"You know why. I'm protecting your virtue," I said, sighing. She must really have no clue about what she does to me.

"My virtue?"

I chuckled softly. Time to dish out the truth. "I guess I'm protecting mine too."

She pursed her lips for a second before she spoke. "You know, there are an awful lot of stories about you and all the girls you've deflowered floating around the school." She watched me carefully.

"And that's exactly what they are, stories," I replied, rubbing my face under her chin to catch a whiff of her sweet smelling perfume.

Unfortunately, it didn't distract her for long. "So, you're saying you've never been with a girl, like that, before?"

"That's what I'm saying." I hoped she wouldn't think me less manly because of it. Most of the guys I knew, who were my age, were sexually active. Some weren't, but Brad was the only one I knew who was choosing not to do it, yet. If the media was to be believed, it was practically unheard of for a guy my age to not be having sex.

"Doesn't it bother you that people think things about you that aren't true?"
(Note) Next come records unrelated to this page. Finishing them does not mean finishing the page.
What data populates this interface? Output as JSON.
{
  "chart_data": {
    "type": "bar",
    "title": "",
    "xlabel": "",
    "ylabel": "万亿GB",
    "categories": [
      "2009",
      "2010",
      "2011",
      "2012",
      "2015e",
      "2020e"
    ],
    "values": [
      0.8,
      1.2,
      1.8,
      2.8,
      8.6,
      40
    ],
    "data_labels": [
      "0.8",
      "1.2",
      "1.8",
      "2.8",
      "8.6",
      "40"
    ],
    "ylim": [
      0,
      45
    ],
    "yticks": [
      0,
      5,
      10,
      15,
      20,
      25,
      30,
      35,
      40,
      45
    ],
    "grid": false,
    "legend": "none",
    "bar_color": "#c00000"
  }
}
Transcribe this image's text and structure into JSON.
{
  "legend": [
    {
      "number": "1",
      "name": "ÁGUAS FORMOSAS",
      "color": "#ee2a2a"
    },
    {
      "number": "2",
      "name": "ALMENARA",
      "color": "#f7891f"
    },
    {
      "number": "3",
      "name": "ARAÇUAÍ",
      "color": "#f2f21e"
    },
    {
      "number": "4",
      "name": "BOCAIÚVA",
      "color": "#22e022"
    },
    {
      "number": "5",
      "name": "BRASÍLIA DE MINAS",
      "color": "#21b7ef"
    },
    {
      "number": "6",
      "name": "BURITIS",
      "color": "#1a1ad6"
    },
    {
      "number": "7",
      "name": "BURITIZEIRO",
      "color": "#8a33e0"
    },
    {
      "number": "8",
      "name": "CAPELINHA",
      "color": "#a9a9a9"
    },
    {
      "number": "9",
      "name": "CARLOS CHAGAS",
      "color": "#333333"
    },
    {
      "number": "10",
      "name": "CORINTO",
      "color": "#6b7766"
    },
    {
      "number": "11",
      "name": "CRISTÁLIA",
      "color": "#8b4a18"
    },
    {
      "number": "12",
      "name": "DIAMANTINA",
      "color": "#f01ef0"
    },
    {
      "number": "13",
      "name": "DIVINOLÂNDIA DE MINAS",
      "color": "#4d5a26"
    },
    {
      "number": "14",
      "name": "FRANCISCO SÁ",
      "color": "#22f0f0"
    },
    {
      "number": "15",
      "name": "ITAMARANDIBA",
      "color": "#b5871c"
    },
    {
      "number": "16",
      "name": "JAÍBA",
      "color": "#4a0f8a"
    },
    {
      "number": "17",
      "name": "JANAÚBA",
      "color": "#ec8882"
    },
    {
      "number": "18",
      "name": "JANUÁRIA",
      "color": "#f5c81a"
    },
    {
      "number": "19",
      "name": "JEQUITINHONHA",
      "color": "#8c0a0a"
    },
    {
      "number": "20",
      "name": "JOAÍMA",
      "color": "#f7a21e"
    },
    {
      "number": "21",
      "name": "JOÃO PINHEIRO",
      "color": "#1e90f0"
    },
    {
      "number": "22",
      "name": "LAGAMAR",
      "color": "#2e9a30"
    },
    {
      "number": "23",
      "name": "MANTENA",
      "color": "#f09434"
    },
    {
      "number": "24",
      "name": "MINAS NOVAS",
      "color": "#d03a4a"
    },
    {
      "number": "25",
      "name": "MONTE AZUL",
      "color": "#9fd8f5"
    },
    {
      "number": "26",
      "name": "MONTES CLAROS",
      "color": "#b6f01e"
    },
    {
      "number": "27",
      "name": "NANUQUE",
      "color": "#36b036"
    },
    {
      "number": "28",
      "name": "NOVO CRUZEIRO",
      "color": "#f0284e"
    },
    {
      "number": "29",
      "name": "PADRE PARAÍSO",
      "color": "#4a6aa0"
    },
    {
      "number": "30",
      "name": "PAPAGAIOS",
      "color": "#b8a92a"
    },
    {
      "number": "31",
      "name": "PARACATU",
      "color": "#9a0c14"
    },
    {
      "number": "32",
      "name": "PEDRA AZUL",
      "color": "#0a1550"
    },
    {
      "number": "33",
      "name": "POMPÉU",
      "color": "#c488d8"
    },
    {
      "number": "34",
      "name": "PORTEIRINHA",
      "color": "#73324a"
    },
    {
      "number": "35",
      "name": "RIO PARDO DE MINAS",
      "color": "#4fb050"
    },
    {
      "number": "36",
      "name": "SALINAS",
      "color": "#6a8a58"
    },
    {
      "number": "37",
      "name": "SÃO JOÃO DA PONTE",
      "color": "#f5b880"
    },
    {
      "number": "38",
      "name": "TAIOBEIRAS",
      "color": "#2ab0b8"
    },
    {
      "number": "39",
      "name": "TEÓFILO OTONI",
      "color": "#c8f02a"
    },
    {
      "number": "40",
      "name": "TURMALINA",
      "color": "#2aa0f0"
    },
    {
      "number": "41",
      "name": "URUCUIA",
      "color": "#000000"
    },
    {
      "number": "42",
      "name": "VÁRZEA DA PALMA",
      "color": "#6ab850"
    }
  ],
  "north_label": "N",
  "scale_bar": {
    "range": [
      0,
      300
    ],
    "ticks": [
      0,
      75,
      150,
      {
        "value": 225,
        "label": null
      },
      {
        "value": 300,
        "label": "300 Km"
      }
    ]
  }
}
I shrugged. "Why should I care? I know who I am. That's all that matters." I had my reasons for choosing to live as I did. I couldn't care less what other people thought about me.

"Well, I'm sure people are thinking the same thing about the two of us."

"Let them think it." Sitting a little higher, I stared at her. "Does it bother you?" I might not be bothered by the opinion of others, but I definitely didn't want her to suffer because of it.

"No." She paused for a moment, and I could sense her hesitation. "I wish it were true, sometimes."

Sighing, I closed my eyes, battling for control. If she removed the barriers between us, I was sure I'd fail. Opening my eyes, I stared, drinking in the sight of her.

"You've got to know I want you more than anything in this world, Portia. Emotionally, physically, magically, mentally, I want it all—to possess every inch of your being."

Reaching out, I ran my fingertips across her face, stroking down the side of it. Touching her was exactly the wrong thing to do, because it only served to finish igniting the process inside me. Desire washed through me, and I was lost. I didn't care anymore; my great resolve was gone. I simply needed to kiss her.

She dragged me closer, opening her mouth and I took complete advantage, dipping my tongue inside to meet hers. Wrapping her tightly against me, my hand drifted to grab her hair, pressing her even closer. Her emotions flooded through me, a lethal cocktail of love, lust, and desire that matched my own. We were dangerous—explosive—a nuclear reaction waiting to happen.

Our tangling together pushed the quilt out of the way, and I slid my body over her slight frame, groaning as she wrapped her legs around my waist. Her hand slid under my shirt, running up and down my back.

Trailing away from her mouth, I kissed her neck, pausing to nip her skin in various places as I moved lower. Reaching her collarbone, I ran my tongue along the sensitive spot I knew she had there, and she released a moan, her body arching against me.

Sucking in a tortured breath, I pulled away. "No," I said, apparently not too convincing because she dragged me back to her mouth.

Our lips and tongues met once more, and I knew it was now or never. If I didn't stop this, there would be no stopping. Pulling her hands away from me, I pinned them to the bed beside her head, trying to catch my breath. She bucked beneath me, and I thought I was going to come apart right then and there.